Summary
The Commission denied respondent's motion requesting that the Commission order the depositions of two staff members. The Commission's Rules of Practice are very restrictive and permit depositions only under specific limited circumstances. Rule 233 permits depositions only when the witness will be unable to attend the hearing due to age, sickness, infirmity, imprisonment, or absence from the U.S. Depositions are also permitted in the "interests of justice."

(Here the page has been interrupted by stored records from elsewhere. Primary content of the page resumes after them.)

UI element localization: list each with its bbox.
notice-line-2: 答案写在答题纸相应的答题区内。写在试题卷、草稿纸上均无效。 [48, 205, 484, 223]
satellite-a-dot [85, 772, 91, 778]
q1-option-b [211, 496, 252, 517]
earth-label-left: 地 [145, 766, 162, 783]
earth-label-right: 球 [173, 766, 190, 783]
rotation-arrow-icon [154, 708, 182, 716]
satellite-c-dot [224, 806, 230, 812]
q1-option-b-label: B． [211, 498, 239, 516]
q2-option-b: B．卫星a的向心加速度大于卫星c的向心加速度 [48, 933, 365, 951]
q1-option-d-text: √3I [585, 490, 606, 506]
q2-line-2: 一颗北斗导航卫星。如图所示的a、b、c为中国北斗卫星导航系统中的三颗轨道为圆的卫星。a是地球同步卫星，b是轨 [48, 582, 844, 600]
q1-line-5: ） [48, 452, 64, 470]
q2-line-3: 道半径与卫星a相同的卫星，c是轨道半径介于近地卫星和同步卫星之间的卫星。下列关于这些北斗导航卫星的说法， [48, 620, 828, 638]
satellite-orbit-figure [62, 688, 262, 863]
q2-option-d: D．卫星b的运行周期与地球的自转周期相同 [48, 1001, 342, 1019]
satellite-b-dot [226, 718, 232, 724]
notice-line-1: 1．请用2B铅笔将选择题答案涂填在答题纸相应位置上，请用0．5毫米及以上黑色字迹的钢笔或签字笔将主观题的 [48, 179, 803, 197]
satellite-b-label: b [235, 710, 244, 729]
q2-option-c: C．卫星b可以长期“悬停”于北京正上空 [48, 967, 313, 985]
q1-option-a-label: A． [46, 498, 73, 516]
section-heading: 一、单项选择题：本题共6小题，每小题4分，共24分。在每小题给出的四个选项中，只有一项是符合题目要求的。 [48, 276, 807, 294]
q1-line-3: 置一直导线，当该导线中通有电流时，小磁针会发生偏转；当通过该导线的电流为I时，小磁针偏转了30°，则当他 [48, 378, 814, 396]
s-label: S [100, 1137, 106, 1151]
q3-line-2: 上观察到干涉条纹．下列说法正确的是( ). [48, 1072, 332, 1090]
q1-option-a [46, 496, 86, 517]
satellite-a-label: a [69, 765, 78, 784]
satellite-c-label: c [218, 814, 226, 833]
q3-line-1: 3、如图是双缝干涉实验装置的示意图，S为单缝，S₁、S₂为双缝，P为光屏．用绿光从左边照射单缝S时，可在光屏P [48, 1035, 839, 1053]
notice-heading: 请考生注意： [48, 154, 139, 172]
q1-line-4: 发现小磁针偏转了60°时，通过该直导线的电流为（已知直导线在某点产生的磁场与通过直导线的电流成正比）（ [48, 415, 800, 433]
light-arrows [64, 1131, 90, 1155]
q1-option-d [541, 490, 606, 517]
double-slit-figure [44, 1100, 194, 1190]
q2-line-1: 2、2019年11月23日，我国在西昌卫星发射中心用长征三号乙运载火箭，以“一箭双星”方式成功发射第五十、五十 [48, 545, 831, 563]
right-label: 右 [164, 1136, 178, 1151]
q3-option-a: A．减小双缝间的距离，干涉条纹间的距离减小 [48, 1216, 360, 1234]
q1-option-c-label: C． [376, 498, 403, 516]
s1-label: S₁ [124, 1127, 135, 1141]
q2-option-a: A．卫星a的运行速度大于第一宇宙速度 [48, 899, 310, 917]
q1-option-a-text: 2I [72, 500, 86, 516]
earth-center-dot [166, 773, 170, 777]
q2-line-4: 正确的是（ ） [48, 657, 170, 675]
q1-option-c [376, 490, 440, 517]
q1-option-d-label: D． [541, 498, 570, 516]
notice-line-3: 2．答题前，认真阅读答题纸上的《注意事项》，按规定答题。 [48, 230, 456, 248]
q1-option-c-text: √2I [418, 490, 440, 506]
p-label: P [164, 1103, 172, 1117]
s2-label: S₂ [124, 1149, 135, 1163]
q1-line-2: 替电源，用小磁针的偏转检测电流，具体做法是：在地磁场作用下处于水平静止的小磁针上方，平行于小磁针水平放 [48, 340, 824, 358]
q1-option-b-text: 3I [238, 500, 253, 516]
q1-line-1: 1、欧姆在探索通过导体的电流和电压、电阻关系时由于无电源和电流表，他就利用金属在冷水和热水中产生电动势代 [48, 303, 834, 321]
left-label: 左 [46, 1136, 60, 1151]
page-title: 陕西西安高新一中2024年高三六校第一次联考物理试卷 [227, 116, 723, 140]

Depositions in SEC proceedings are not intended as a discovery mechanism. The hearing had already been concluded. Under Rule 452, leave to adduce additional evidence after the hearing closes is permitted under very limited circumstances. Here, respondents failed to explain their failure to subpoena the staff members in question to testify at the hearing itself. Further, respondents claimed that their purpose in seeking the testimony of an enforcement attorney was to show that the staff's investigation was not objective. The Commission dismissed this argument noting that the ALJ's initial decision was based on the evidence submitted during the hearing, not the underlying investigation. Their request to depose a staff accountant was denied because she testified at the hearing and was available for cross examination.
Comment
Please note that the Commission seems to regularly post decisions to its web site a long time after those decisions are actually rendered. They are posted in chronological order by date of decision, not date of posting. This, and several other decisions have only recently been posted. Thus, one must go back through the posted decisions on a regular basis to determine if old decisions have only recently been posted. That is the reason you see July decisions with October posting dates.